Goodstein-Murphree often uses basketball analogies when an architectural point isn’t being understood by students. Food analogies work pretty well, too, she says. (When all else fails, she tells students about seeing The Rolling Stones and The Doors in concert.)

She’s a serious cook who specializes in “things I can’t eat,” like cheesecakes and lemon mousses. Cooking was a great outlet when she was in graduate school, and today she loves to pore overall the little details that go into making the perfect dinner and dessert.

Cooking speaks to her attentive nature, befitting an architect’s precision. Just as a quarter teaspoon of too much salt can ruin a dish, so, too, can an out-of-context window ruin a historic building.

“She is very focused,” Shannon says. “She is also creative. She has these great insights, and she feels free to share those insights, but as someone committed to being part of a team, doesn’t feel proprietary interests in the ideals she proffers.”

SELF PORTRAIT Ethel Goodstein-Murphree

OCCUPATION associate dean and professor of architecture at the University of Arkansas at Fayetteville.

THE BEST THING I COOK IS ricotta pie in the style of the Romans, with golden raisins and candied citron - although my hazelnut-praline pumpkin cheesecake is very popular at this time of year.

IF I HAD AN EXTRA HOUR EACH DAY, I WOULD read 15 minutes more, write 15 minutes more, draw 15 minutes more, and strength train 15 minutes more.

WHAT I MISS MOST ABOUT NEW YORK is the archival collections at the Avery Architectural Library, Peter Martins’ choreography for the New York City Ballet, the American wing at the Met, and my Knicks (not necessarily in that order).

THE BEST ADVICE I EVER RECEIVED WAS “In your business, you have to perform better to be considered equal.” That’s from Shirley Goodstein, circa 1970.

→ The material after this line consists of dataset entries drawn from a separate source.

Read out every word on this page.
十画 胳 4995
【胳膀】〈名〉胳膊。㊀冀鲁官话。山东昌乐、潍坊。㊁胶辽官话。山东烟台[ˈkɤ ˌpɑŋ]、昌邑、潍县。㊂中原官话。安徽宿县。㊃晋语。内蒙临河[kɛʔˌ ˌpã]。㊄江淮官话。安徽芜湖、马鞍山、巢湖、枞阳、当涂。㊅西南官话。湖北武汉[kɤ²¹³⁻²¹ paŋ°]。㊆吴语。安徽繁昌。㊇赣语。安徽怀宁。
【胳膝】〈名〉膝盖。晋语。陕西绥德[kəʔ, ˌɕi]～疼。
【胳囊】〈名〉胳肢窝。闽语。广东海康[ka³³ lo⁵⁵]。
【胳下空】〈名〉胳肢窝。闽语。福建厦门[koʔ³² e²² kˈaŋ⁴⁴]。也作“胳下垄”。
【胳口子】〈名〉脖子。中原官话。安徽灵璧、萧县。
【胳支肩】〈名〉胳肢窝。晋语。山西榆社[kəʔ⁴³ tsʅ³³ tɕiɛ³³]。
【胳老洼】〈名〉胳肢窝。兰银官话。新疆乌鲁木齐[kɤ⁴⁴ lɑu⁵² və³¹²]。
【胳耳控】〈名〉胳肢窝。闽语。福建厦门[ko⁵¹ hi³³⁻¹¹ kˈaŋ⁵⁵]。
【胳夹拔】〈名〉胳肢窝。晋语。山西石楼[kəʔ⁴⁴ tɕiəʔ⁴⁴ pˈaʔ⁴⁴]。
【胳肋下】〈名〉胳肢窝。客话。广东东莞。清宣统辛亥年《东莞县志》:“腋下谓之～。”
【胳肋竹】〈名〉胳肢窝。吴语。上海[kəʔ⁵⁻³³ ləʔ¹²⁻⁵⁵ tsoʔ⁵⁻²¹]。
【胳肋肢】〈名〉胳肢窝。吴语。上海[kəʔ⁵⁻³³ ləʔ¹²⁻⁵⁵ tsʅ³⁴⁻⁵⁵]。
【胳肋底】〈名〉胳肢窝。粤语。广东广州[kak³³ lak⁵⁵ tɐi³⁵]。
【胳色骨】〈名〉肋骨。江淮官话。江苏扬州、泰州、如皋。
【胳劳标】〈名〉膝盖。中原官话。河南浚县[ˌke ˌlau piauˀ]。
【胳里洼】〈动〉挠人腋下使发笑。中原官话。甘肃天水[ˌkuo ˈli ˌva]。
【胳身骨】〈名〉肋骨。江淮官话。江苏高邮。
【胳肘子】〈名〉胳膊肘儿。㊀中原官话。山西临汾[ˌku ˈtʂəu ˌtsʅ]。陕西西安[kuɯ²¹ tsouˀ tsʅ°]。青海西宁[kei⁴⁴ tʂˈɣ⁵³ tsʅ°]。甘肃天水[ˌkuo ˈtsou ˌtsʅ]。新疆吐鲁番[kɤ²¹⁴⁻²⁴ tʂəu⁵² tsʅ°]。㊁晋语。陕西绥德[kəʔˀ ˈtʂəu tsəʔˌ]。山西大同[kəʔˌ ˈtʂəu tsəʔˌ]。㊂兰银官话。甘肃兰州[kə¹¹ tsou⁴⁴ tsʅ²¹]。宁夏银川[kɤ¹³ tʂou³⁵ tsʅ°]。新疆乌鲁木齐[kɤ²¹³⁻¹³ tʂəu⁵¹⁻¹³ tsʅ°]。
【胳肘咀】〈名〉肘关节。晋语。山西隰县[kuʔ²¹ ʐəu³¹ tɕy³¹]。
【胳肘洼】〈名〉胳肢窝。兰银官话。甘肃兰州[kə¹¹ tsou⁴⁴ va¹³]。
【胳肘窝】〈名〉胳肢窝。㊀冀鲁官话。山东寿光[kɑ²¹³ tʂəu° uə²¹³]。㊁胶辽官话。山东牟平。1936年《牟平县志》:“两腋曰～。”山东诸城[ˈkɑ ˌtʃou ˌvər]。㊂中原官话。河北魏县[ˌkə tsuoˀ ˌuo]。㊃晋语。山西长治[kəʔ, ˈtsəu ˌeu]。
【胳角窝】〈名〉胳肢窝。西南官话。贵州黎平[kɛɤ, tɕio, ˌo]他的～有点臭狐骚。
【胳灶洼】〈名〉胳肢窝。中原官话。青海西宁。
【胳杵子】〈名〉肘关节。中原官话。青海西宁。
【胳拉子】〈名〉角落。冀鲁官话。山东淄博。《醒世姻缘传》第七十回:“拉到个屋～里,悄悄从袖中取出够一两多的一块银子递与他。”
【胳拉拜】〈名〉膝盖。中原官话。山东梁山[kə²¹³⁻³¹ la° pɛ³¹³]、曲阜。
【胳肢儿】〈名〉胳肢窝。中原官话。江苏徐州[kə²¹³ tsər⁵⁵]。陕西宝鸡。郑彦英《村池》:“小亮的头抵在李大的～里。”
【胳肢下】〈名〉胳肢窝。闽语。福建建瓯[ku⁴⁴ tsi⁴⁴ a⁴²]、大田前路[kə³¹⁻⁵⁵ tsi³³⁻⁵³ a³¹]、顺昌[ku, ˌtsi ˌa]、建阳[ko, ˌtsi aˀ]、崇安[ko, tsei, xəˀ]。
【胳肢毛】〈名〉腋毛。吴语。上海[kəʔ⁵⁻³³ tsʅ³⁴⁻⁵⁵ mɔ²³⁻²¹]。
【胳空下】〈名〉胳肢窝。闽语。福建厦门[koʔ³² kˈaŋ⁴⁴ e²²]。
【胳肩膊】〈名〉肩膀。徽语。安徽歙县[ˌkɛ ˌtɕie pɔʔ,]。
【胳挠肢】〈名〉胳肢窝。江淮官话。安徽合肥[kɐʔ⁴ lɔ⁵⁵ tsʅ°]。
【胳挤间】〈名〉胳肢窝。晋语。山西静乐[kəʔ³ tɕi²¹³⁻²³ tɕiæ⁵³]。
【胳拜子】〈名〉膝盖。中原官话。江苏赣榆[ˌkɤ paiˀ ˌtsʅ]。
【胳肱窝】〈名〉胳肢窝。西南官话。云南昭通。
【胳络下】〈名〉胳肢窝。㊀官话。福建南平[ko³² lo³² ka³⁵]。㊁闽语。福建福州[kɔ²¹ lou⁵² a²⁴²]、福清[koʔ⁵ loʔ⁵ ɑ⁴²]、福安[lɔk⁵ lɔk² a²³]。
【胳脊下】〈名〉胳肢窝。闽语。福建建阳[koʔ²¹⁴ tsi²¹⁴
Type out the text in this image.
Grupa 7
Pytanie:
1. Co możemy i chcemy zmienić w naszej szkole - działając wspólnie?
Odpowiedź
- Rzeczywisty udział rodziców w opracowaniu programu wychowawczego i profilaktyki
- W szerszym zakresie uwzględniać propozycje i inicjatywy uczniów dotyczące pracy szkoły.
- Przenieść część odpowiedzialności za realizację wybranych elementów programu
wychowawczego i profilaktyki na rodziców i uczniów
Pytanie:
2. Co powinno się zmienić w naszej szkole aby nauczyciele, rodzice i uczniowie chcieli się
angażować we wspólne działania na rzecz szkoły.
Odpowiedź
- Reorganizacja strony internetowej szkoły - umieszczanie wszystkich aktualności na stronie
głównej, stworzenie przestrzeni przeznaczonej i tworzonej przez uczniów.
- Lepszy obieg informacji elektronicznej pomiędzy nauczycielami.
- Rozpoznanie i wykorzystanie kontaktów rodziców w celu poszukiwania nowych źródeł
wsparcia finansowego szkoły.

FIVE YEARS FROM NOW, I WILL be aging gracefully, of course! I’m not about to give away the business plan for what comes next.

MY FAVORITE BASKETBALL PLAYER OF ALL TIME is the greatest power forward ever, Karl Malone - with Patrick Ewing and Glen Rice not far behind.

THE LAST GREAT BOOK I READ WAS The Greater Journey: Americans in Paris.

I’ve been a David McCullough fan since The Great Bridge.

THE BIGGEST MISCONCEPTION ABOUT PEOPLE IN ARCHITECTURE is that architects are effete and self important “starchitects,” cast in the shadows of Frank Lloyd Wright and Howard Roark, relentlessly committed to a singular vision for making beautiful buildings.

THE STRUCTURES THAT MOST IMPRESS ME ARE The Lever House, which inspired me to be an architect, and the Tempietto of San Pietro in Montorio, which led me to believe that being an architectural historian might be even better.

A PHRASE TO SUM ME UP A union of opposites.